He wrote Twichell:
Day before yesterday, feeling not in condition for writing, I left the study, but I couldn't hold in--had to do something; so I spent eight hours in the sun with a yardstick, measuring off the reigns of the English kings on the roads in these grounds, from William the Conqueror to 1883, calculating to invent an open-air game which shall fill the children's heads with dates without study. I give each king's reign one foot of space to the year and drive one stake in the ground to mark the beginning of each reign, and I make the children call the stake by the king's name. You can stand in the door and take a bird's-eye view of English monarchy, from the Conqueror to Edward IV.; then you can turn and follow the road up the hill to the study and beyond with an opera-glass, and bird's-eye view the rest of it to 1883.
You can mark the sharp difference in the length of reigns by the varying distances of the stakes apart. You can see Richard II., two feet; Oliver Cromwell, two feet; James II., three feet, and so on-- and then big skips; pegs standing forty-five, forty-six, fifty, fifty-six, and sixty feet apart (Elizabeth, Victoria, Edward III., Henry III., and George III.). By the way, third's a lucky number for length of days, isn't it? Yes, sir; by my scheme you get a realizing notion of the time occupied by reigns.
The reason it took me eight hours was because, with little Jean's interrupting assistance, I had to measure from the Conquest to the end of Henry VI. three times over, and besides I had to whittle out all those pegs.
I did a full day's work and a third over, yesterday, but was full of my game after I went to bed trying to fit it for indoors. So I didn't get to sleep till pretty late; but when I did go off I had contrived a new way to play my history game with cards and a board.
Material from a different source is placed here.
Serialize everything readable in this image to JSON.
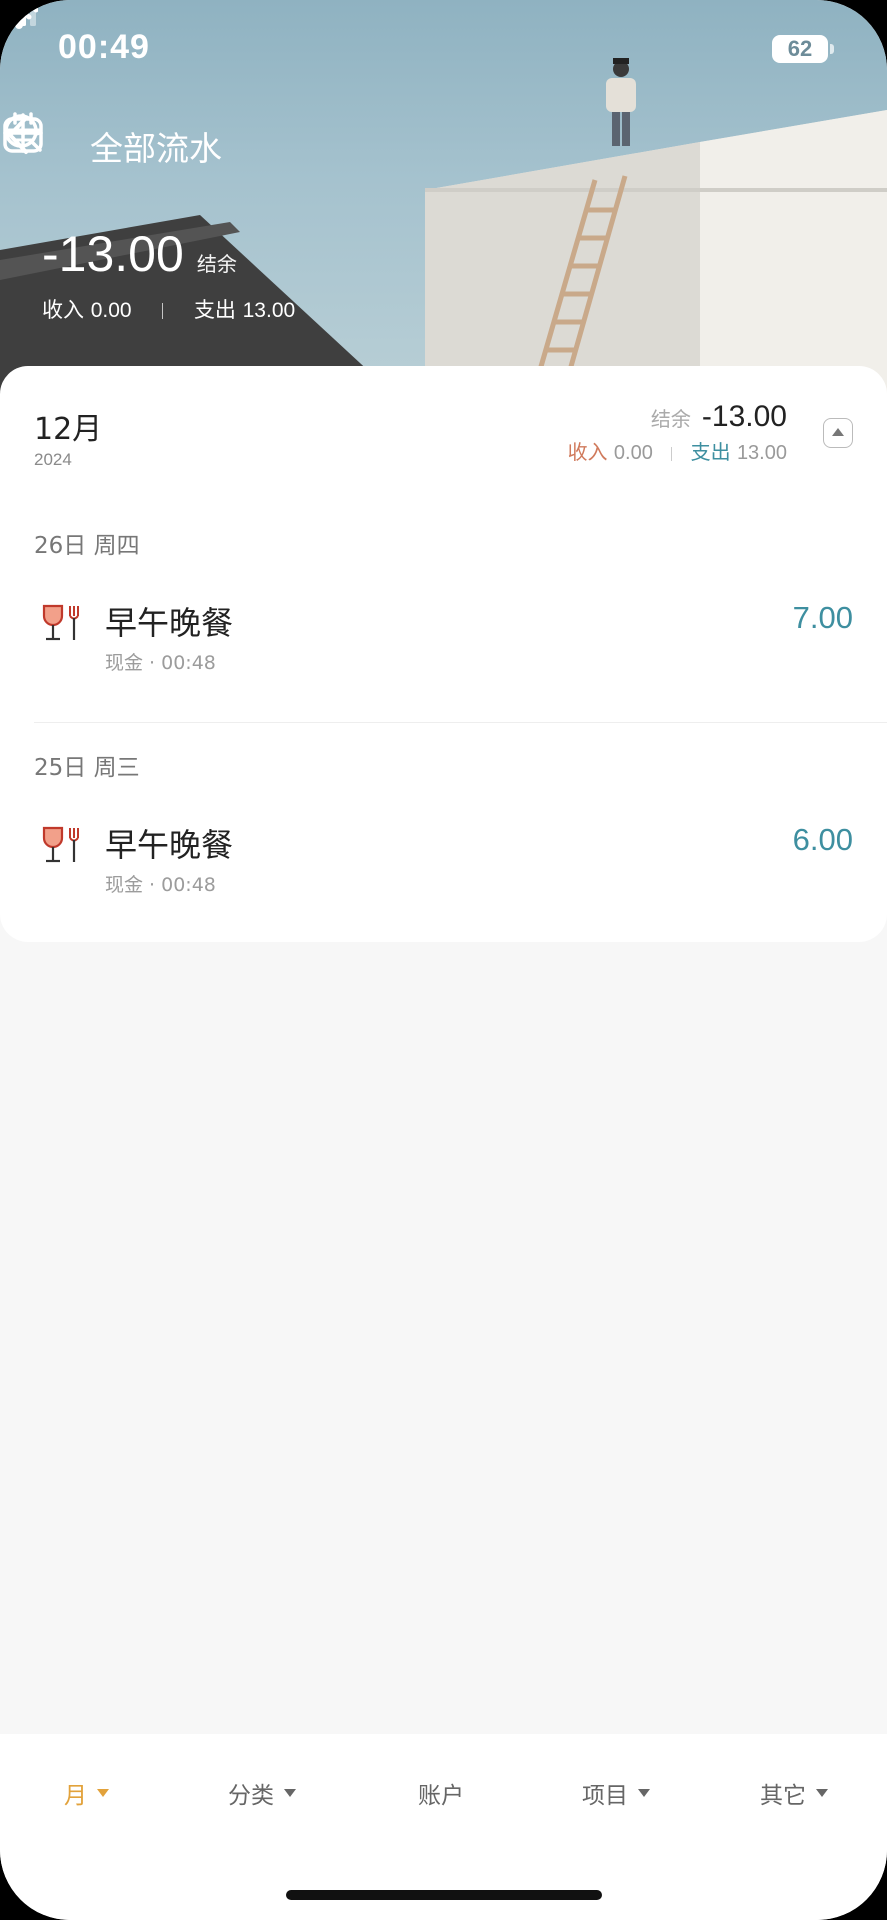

We may be sure the idea of the game would possess him, once it got a fair start like that. He decided to save the human race that year with a history game. When he had got the children fairly going and interested in playing it, he adapted it to a cribbage-board, and spent his days and nights working it out and perfecting it to a degree where the world at large might learn all the facts of all the histories, not only without effort, but with an actual hunger for chronology. He would have a game not only of the English kings, but of the kings of every other nation; likewise of great statesmen, vice-chancellors, churchmen, of celebrities in every line. He would prepare a book to accompany these games. Each game would contain one thousand facts, while the book would contain eight thousand; it would be a veritable encyclopedia. He would organize clubs throughout the United States for playing the game; prizes were to be given. Experts would take it up. He foresaw a department in every newspaper devoted to the game and its problems, instead of to chess and whist and other useless diversions. He wrote to Orion, and set him to work gathering facts and dates by the bushel. He wrote to Webster, sent him a plan, and ordered him to apply for the patent without delay. Patents must also be applied for abroad. With all nations playing this great game, very likely it would produce millions in royalties; and so, in the true Sellers fashion, the iridescent bubble was blown larger and larger, until finally it blew up. The game on paper had become so large, so elaborate, so intricate, that no one could play it. Yet the first idea was a good one: the king stakes driven along the driveway and up the hillside of Quarry Farm. The children enjoyed it, and played it through many sweet summer afternoons. Once, in the days when he had grown old, he wrote, remembering:
Among the principal merits of the games which we played by help of the pegs were these: that they had to be played in the open air, and that they compelled brisk exercise.